In Bangladesh, the culture of rape has evolved beyond mere ‘isolated’ incidents and as such it deserves a constant attention. Caring for victim X is a good thing, but she wasn’t the first to die and the way the law and order situation in our country is falling apart, she wouldn’t be the last. A lot of people compared victim X to a sister-like character, suggesting personal involvement in the justice process. That’s not always such a good thing.

Justice goes beyond our personal attachment to the victim. It is not, or at least it should be not, about our grief, nor should it be just about hanging the guilty. It should be about finding out the truth and taking actions based on that. In America, public outrage led to the development of things like Amber Alert. Why isn’t that the case here in Bangladesh? Why do we cry only for this victim X and the next, but don’t speak out to get the system reformed?

Instead of crying over a few victims, we need to have a deep self-reflection about our justice system. We need to think clearly about the effectiveness of the investigative methods employed in crimes involving sexual offense. And we need to think about a way to repair, or reform, this system.

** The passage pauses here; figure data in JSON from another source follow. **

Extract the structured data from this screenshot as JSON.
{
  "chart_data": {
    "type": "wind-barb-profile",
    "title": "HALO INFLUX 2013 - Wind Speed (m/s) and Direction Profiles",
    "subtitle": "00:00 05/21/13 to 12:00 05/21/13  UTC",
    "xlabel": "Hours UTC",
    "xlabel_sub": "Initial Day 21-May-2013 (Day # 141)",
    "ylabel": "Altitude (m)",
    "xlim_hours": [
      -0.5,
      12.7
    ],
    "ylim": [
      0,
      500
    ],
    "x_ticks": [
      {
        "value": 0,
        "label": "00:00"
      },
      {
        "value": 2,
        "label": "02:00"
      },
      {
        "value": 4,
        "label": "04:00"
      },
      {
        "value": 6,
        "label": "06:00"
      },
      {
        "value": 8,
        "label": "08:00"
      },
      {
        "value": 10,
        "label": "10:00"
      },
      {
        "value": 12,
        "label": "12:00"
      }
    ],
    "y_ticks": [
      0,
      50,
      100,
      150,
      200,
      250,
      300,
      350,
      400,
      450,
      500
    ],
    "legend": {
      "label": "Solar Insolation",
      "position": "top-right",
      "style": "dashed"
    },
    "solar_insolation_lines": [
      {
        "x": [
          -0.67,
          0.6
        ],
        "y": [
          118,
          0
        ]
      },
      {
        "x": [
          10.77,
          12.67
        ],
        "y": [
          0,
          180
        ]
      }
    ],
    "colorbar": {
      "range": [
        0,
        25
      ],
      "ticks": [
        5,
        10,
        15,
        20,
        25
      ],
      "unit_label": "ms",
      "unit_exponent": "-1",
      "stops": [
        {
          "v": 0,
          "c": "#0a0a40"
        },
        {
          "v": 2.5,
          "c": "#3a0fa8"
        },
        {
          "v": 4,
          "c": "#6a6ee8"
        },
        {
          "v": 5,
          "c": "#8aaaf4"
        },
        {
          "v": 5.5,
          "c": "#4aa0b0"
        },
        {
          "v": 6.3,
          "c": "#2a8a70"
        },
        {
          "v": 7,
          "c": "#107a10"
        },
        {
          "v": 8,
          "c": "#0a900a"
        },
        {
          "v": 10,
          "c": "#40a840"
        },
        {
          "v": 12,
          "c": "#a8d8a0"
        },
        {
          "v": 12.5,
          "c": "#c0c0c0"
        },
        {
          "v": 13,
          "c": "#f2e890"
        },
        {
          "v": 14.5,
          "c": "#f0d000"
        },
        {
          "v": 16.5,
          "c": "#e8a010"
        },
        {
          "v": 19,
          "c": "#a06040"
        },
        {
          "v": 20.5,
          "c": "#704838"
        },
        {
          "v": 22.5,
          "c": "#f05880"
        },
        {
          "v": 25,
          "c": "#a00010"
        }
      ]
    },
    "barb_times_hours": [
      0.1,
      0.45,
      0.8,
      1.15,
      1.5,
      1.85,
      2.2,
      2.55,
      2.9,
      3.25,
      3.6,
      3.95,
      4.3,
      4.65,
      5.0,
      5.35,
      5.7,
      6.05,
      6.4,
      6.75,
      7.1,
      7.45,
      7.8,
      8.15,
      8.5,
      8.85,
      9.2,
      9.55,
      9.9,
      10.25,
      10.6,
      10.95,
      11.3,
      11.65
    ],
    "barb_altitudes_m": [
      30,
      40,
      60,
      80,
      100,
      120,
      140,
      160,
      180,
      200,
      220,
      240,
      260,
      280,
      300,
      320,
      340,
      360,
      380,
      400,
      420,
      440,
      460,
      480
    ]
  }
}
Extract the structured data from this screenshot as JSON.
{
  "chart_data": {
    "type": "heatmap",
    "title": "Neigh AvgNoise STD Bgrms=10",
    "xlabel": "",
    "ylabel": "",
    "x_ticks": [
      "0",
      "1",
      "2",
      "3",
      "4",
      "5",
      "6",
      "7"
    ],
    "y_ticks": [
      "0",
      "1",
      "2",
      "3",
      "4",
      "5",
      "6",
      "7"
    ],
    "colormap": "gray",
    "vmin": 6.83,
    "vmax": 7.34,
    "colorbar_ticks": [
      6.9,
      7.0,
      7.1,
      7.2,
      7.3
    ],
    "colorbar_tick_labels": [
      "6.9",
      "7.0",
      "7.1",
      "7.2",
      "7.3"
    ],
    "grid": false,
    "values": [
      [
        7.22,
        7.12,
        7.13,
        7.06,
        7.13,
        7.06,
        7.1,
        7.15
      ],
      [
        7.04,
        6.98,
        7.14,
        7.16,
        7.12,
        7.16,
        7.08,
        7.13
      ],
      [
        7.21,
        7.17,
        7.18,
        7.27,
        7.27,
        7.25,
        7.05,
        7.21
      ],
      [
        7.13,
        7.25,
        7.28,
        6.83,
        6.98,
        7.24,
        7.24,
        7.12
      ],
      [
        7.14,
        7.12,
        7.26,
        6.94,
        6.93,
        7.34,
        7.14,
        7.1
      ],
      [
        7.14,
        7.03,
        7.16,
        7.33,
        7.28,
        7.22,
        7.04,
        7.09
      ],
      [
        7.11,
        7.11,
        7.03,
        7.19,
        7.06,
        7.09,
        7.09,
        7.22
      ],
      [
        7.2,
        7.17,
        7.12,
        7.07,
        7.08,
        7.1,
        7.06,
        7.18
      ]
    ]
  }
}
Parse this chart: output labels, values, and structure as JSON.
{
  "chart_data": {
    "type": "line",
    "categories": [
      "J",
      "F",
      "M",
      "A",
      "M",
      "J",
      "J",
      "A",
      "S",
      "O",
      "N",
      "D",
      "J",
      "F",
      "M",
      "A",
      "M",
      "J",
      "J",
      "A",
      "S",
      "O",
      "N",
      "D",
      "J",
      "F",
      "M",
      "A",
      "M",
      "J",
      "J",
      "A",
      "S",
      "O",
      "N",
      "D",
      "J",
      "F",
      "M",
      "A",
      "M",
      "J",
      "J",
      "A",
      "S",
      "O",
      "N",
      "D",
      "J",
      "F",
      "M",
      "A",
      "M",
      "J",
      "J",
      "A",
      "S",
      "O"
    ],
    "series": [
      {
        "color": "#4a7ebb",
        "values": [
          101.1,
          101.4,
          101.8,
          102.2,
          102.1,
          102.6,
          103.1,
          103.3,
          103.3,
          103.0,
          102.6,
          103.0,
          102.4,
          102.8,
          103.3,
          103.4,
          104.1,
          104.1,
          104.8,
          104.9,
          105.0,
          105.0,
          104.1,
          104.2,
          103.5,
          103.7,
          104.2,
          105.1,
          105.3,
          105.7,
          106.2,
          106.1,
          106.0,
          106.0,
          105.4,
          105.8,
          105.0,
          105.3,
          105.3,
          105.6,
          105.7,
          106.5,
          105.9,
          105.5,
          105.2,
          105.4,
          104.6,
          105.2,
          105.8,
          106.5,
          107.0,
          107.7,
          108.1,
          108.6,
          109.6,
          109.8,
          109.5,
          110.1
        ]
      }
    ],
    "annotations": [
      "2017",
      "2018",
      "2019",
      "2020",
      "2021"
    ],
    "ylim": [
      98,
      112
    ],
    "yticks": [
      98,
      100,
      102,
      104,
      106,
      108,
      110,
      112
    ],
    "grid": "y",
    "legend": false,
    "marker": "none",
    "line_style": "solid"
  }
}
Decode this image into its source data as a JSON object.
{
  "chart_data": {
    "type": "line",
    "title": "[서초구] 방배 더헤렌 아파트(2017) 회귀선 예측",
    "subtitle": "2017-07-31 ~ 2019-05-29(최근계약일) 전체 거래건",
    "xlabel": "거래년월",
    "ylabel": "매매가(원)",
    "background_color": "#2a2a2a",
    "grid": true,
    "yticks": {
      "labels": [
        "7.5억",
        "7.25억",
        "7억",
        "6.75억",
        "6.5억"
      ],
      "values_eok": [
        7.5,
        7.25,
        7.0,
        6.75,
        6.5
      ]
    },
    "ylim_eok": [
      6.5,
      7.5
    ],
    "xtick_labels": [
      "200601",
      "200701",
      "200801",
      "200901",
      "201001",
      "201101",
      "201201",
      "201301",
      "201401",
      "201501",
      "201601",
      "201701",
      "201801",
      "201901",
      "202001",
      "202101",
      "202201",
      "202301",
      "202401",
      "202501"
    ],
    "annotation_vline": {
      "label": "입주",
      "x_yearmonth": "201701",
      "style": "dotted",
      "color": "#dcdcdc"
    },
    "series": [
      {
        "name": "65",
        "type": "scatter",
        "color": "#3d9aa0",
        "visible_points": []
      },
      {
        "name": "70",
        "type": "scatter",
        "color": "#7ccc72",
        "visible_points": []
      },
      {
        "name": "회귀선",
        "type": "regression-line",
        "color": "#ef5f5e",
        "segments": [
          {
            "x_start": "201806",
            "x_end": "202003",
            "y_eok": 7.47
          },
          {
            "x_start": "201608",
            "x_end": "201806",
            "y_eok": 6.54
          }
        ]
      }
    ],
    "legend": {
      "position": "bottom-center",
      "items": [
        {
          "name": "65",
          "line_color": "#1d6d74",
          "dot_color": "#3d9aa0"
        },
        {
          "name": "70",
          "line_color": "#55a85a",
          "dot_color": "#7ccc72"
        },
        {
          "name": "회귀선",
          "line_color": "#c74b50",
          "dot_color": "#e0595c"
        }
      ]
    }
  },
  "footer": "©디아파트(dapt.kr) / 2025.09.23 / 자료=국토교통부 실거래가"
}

On the question of media coverage, we have to ask whether the coverage given to rape victims is about injustice or is it about catering to public demand. Because printing and selling the victim’s name over and over again in a country where a lot of indignity and dishonor is associated with rape may not be very helpful to the victim nor the victim’s families. It often does more to let everyone know (and consequently judge) the victim’s identity than actual justice. This culture of blaming the victim must be changed, but it’s not going to be changed instantly. The media must take that in consideration.

Obviously, those who have suffered demand justice, but the prospect for that in Bangladesh is often hopelessly narrow, regardless of whether the victim comes forward or not. And when a victim does come forward to demand justice, she is shamelessly ridiculed and criticized, often by the very people who work for the justice system. This ordeal is often nearly as painful as the crime itself and this is one of the prime reasons why victims don’t want to come forward.

At this point, we need to shout out for a reformed justice system with fast, smooth and fair investigative processes, with separate provisions for cases involving sexual offense and a focus on maintaining the victim’s anonymity. There’s not much point in just mourning every other victim X that comes along.

Afterthought– The results of victim X’s second autopsy was released after I had already finished the article. Dr Kamoda Prosad Saha, who had been charge of both autopsies, gave out the following statement, “The body was highly decomposed so the cause of death could be determined by circumstantial evidences and further investigation.” Evidence of ‘sexual intercourse’ was indeed discovered this time, though the persons in charge couldn’t confirm whether it was forceful or not. The exact circumstances regarding the death are still as foggy as day one. The second autopsy seems to be nearly as unacceptable as the first one, and the activists, for crystal clear reasons, are not buying it.

Exhuming the body for a second autopsy after it has become highly decomposed seems to have become a routine in Bangladesh. I’m not a medical professional but I do know that autopsies aren’t supposed to be a hit-and-miss affair. Why did the doctors get the results completely wrong for a fresh dead body the first time, if they could get it right (read ‘a little less wrong’) for a highly decomposed body the second time? And how trustworthy are these ‘circumstantial evidences’?

The results of the second autopsy have hopefully caused a revival in media interest, though it’s nothing like the initial wave. It hasn’t quite stirred up the social media outlets either. It seems we like to shout out for justice when it’s the cool thing to do. Very few like doing so when nobody is listening.